Gloves are off in the race for Florida governor. The three top candidates for the office met with reporters in Tallahassee Wednesday, and all took verbal shots at their competitors.
Gov. Rick Scott was the first speaker at the annual meeting hosted by the Associated Press. He announced his fourth budget recommendation as governor. It’ll be his last unless he is re-elected.
“This budget also reserves funds and pays back money the previous administration raided from the budget stabilization fund,” Scott said.
The previous governor was former Republican Charlie Crist, who now wants his old job back as a Democrat.
Scott took jabs but never mentioned Crist by name.
“Our tax record in these four budgets represents a sharp contrast to the four budgets before we took office. We have cut taxes dozens of times," Scott said, "but the previous four budgets raised taxes by more than $2 billion.”
Crist criticized Scott for cutting education funding as soon as he took office.
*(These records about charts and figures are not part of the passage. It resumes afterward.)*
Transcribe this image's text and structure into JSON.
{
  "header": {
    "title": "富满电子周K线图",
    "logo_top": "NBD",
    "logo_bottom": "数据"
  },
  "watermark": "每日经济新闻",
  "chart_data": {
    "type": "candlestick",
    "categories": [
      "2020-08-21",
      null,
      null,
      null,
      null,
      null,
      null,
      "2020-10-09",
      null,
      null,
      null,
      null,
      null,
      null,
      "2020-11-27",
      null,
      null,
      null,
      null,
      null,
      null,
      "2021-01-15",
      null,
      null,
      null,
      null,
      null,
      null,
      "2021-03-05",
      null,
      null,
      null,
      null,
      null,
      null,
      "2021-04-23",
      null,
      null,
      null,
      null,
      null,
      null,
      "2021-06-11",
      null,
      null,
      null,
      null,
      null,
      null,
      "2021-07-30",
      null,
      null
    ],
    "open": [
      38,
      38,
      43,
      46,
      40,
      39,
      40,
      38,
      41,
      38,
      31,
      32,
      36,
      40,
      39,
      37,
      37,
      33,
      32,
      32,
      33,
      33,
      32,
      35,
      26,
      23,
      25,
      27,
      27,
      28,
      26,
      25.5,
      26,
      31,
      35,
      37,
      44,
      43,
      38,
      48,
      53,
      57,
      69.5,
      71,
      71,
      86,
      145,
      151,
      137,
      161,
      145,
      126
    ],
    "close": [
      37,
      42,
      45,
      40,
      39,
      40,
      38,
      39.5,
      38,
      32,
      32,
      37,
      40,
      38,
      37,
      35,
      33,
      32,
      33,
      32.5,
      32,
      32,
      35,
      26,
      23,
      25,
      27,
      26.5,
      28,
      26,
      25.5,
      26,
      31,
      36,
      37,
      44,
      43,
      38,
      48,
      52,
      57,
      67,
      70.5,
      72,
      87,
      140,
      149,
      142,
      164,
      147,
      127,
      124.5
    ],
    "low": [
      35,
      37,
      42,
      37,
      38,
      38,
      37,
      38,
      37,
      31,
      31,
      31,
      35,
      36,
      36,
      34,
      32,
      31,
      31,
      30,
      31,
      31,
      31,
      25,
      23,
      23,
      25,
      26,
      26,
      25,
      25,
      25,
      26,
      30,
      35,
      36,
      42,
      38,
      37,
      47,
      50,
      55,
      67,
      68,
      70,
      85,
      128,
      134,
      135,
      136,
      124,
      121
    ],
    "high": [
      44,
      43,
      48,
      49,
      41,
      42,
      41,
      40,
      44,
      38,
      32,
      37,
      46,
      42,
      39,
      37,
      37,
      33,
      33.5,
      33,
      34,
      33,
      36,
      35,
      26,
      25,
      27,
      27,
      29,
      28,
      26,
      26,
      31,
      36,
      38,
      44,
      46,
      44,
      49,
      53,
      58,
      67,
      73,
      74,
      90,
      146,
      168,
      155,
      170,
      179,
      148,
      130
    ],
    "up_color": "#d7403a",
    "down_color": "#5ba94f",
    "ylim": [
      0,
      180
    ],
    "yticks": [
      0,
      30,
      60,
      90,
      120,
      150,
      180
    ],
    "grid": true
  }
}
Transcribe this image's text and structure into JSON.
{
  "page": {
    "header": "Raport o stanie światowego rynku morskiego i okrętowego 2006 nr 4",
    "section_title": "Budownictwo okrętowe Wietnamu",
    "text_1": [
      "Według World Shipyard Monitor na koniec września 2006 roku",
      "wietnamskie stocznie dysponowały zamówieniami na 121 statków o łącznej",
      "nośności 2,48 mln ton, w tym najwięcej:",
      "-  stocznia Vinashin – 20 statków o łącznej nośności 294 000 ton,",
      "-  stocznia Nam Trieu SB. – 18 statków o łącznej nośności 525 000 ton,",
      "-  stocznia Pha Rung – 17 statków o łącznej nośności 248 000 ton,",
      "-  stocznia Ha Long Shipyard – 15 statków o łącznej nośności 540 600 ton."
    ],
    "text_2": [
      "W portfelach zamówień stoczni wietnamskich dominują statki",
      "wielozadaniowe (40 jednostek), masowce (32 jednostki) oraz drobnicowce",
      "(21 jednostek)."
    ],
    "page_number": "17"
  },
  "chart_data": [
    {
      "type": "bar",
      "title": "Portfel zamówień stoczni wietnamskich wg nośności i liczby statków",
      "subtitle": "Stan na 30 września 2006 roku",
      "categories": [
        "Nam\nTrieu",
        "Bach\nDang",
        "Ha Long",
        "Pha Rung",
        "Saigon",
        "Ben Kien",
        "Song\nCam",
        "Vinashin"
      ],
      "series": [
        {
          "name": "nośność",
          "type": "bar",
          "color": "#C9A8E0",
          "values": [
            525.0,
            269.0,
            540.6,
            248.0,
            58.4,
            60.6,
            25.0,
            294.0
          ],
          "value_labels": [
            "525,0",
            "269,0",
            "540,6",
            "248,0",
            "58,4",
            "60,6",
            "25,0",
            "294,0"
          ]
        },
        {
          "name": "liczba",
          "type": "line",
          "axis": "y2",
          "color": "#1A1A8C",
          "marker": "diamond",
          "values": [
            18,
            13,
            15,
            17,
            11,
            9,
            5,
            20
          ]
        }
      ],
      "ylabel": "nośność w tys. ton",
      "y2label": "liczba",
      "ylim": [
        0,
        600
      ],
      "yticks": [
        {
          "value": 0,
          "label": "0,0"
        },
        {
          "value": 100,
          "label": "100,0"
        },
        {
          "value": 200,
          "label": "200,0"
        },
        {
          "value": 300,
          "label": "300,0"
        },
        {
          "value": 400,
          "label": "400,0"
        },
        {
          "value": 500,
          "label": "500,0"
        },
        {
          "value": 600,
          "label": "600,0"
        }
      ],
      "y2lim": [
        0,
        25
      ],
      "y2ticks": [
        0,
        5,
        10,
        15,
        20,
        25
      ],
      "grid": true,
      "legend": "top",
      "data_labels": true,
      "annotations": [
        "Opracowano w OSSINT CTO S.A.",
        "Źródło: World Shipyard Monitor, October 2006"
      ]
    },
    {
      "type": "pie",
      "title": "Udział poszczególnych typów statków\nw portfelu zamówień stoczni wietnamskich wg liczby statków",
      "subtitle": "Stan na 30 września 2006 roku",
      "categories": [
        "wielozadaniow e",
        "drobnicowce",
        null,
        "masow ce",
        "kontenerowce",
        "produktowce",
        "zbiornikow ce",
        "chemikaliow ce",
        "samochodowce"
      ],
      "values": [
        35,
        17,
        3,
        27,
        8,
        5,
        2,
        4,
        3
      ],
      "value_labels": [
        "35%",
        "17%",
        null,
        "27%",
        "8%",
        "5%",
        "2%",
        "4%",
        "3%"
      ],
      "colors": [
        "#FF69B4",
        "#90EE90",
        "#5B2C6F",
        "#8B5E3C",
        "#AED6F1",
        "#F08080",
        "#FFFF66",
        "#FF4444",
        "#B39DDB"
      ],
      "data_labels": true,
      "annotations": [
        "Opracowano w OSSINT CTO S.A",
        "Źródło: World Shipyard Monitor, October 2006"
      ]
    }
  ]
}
"Now he’s trying to make up for it, you know, in an election-year transformation," Crist said. "There’s an old expression – fool me once, shame on you; fool me twice, shame on me. I don’t believe Florida’s going to get fooled a second time.”
Crist also called out Scott for his leadership of the Columbia/HCA hospital chain.
“This is a guy who headed a company that ended up having to pay the largest fine for fraud in the history of the United States of America at the time,” Crist said.
Scott had already left the firm when it paid a $1.7-billion settlement for Medicare and Medicaid fraud.
Former state Sen. Nan Rich, D-Weston, says Scott and Crist had their chance to lead and failed. She encouraged reporters not to count her out as the next governor.
“Who will lead the state for the next four years?" Rich asked the audience. "Although some, I think, in the media have already decided who that person might be, the voters will get the last word.”
A new survey of registered voters by Quinnipiac University shows Crist with an eight-point lead over Scott in a head to head race, while Rich is trailing Scott by four points. More than half of those polled say Scott doesn’t deserve a second term.